Claims Can Continue to Be Pursued Under "Implied False Certification Theory"
The Supreme Court recently issued a decision in Universal Health Services v. United States ex rel. Escobar, and construction contractors should take note in order to better understand the broad reach of liability and hefty penalties under the False Claims Act (FCA).
The decision was a win for the government in that it allowed FCA claims brought on what is known as the "implied false certification theory" to continue. For contractors, this means that a court can treat the act of submitting a payment application as the contractor's certification that it has complied fully with all laws, regulations and contract terms. If violations do exist and the contractor has not disclosed them, this is interpreted as a misrepresentation. Importantly though, the violations must be material, or of sufficient importance to the contract. As can be expected, what is considered "material" in any given case is the subject of many court battles. The Supreme Court's new test requires a look at the essence of the contract itself to determine materiality, and not just a glance at whether the requirement violated was an express condition of payment, as was argued by the government.
For those unfamiliar with it, the federal FCA dates back to the Civil War era, and allows the government to recover treble damages against contractors that knowingly present false or fraudulent claims for payment on government contracts. The FCA also is interesting because it authorizes private individuals (referred to as relators) to assist in its enforcement. Should the government not be aware of a potential FCA violation, the relator may file suit, and is rewarded with a share of the proceeds if false claims are discovered. Several states have also developed their own false claims statutes, many of which are modeled after the federal FCA, so developments at the national level are far-reaching, even outside the world of federal procurement.

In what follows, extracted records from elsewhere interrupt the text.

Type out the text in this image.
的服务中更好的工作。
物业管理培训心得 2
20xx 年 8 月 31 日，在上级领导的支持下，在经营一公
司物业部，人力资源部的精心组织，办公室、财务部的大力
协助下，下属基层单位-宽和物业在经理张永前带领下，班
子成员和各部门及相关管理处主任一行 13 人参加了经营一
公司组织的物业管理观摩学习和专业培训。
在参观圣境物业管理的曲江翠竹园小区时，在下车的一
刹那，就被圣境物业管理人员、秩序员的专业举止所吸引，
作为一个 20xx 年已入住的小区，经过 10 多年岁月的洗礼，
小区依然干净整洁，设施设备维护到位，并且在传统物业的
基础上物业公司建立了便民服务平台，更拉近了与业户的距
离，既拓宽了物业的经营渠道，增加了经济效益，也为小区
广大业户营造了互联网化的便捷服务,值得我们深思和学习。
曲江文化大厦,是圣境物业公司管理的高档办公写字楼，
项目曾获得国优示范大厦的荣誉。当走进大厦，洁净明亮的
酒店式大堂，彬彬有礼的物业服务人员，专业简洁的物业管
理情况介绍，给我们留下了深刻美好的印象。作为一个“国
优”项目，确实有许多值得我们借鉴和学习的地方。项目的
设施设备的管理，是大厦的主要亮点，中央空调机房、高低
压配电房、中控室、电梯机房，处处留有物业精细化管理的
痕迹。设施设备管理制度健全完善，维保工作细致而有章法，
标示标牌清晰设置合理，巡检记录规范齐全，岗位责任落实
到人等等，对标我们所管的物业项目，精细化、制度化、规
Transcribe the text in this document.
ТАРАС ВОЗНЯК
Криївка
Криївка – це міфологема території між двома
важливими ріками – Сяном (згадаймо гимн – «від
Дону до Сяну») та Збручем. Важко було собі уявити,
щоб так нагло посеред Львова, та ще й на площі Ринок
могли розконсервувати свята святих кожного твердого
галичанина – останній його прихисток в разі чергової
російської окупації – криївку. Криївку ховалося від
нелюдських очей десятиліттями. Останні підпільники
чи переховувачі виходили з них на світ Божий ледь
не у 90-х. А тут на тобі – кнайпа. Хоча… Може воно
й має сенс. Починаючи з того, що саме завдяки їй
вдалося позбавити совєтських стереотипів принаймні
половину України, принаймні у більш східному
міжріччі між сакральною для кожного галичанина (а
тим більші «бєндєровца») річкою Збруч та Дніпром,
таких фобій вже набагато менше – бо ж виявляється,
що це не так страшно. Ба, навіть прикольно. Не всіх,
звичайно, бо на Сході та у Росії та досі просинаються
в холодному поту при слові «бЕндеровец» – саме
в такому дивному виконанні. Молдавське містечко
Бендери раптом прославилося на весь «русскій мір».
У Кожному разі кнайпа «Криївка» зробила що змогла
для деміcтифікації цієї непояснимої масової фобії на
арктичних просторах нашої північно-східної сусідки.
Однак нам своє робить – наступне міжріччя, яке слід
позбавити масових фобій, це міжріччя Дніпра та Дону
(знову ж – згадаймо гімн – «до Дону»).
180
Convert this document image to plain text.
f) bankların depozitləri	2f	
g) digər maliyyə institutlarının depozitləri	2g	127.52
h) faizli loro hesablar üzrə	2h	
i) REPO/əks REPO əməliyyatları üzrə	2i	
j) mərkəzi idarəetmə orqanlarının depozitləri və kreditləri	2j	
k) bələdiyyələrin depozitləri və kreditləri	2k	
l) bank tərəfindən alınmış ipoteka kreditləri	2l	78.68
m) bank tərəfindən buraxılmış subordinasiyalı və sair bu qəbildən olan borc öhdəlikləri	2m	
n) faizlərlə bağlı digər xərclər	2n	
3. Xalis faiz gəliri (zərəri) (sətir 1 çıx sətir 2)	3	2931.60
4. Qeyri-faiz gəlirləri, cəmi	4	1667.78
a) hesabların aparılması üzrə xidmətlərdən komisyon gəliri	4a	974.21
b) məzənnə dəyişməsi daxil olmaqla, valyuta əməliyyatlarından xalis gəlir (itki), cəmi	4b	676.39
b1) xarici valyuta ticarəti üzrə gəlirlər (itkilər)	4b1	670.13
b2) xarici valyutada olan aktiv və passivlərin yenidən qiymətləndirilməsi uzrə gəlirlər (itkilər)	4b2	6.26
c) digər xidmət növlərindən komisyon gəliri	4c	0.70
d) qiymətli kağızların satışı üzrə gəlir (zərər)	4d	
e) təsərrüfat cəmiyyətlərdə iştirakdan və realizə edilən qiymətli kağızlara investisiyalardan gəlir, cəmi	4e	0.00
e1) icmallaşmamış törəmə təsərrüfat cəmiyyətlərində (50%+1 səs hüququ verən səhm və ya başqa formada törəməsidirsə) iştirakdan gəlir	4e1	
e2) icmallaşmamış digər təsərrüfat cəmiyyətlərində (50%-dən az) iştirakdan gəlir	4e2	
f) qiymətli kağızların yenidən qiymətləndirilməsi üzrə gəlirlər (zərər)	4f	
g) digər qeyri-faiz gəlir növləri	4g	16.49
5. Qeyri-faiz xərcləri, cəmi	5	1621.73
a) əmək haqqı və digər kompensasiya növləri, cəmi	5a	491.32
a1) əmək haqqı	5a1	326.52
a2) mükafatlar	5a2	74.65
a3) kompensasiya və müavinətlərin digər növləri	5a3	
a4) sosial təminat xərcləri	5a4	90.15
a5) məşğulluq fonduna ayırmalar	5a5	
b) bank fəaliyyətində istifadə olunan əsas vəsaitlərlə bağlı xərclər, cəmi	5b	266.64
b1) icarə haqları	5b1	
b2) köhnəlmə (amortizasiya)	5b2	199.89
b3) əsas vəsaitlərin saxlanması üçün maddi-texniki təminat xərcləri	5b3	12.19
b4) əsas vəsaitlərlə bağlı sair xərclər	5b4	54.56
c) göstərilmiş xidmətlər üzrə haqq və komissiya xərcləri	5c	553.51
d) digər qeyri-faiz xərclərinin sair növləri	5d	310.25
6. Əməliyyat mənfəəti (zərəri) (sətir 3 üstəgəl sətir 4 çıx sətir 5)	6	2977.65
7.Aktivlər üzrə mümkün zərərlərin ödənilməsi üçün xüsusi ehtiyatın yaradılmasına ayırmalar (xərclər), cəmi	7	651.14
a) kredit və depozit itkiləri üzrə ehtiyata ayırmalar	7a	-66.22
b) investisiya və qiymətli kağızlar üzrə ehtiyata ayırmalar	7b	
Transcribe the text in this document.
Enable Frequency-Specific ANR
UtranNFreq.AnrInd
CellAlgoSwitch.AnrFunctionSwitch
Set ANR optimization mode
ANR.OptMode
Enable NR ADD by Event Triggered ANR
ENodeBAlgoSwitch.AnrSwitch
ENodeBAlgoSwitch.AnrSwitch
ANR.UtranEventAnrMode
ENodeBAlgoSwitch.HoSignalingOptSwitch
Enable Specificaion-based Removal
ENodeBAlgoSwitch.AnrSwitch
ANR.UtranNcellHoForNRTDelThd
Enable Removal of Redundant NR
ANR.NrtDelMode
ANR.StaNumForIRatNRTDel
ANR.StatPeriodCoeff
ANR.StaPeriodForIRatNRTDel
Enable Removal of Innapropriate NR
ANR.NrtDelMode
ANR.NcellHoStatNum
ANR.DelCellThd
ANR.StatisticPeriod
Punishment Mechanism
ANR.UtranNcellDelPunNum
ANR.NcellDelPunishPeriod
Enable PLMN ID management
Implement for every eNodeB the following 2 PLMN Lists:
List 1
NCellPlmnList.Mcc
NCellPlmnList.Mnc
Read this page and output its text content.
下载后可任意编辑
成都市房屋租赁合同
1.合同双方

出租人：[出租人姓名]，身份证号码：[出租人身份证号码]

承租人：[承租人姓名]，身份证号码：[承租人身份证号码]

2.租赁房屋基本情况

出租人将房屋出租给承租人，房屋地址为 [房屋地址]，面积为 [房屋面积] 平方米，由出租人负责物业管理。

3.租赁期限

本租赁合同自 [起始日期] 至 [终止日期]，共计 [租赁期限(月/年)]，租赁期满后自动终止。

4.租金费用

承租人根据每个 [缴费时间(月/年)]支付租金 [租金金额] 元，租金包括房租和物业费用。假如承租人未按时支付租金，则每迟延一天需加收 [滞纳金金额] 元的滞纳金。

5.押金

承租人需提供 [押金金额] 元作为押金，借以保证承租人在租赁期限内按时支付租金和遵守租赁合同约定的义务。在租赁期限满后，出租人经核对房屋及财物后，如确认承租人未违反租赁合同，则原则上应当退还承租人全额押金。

While the facts of the Universal Health case involved health service providers, the FCA applies to all industries. As construction contractors who have worked on government contracts at any level are well aware, the regulations involved are long and dense. Contractors need to be especially wary of noncompliance with material terms, lest they discover that implicit in their requests for payment are misrepresentations of compliance. It remains to be seen what types of violations courts will find material under the new test, but in the construction realm the possibilities range from the obvious – overcharging for hours, sub-standard materials, or falsification of minority status, to the more concerning, such as compliance with all Davis Bacon Act or Occupational Safety and Health Administration requirements. In sum, compliance with regulations and material contract terms has become even more important, and contractors best be mindful of the FCA and the full implications when they submit payment applications on government projects.